Well, not so fast. Not everything that moves automatically stirs the soul. Capturing someone’s eye is not the same as having their undivided attention and tickling someone’s eyeballs is very different from capturing someone’s heart and mind. If I see a fly buzz past my head, I will look at it, but is does not mean I will run out for a hot bowl of steaming flies an hour later. Moving stuff – even if well-designed or funny – can be distracting or irrelevant. And while we’re at it: yes, it can be irritating at times as well.
The motion in the middle
To be clear: at some basic level motion works, all the time. After all, we are only human. We cannot resist the tickle. But it only works to our advantage if it is part of a communication strategy that takes the big picture into account. What does the customer want and need? What is their mindset? What else is there around the moving brand experience that matters to the viewer? Context, sociology, psychology, history and a great big dollop of graphic design and branding expertise are needed to make movement truly work. Motion should not just move; it should engage.

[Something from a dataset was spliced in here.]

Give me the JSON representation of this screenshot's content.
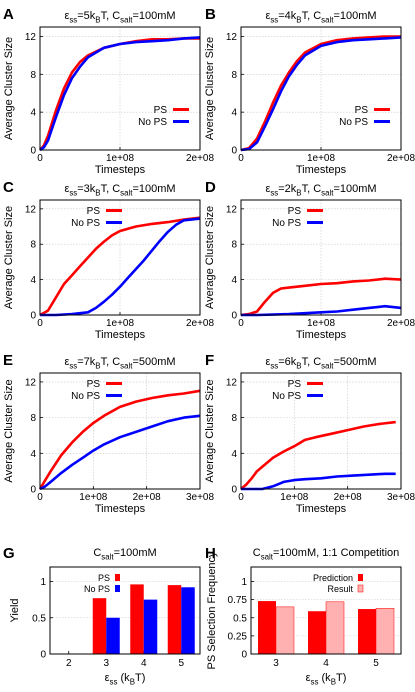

At our agency, we do the motion last. Before we start to animate, we think about the how and what. We consider the big Why. The many motion graphics we have done for our clients over the past ten years have always been the end result of a careful and largely invisible process of deciding what *not* to do and because of that, our final creative result always has a sense of inevitability to it: it moves because it must move, and it moves the way it does because this is the best way. Sometimes, less is more. Sometime, too much is barely enough. For us, there is no standard fix-it jiggle: every motion we create, every visual change over time is unique, bespoke to the client and their needs.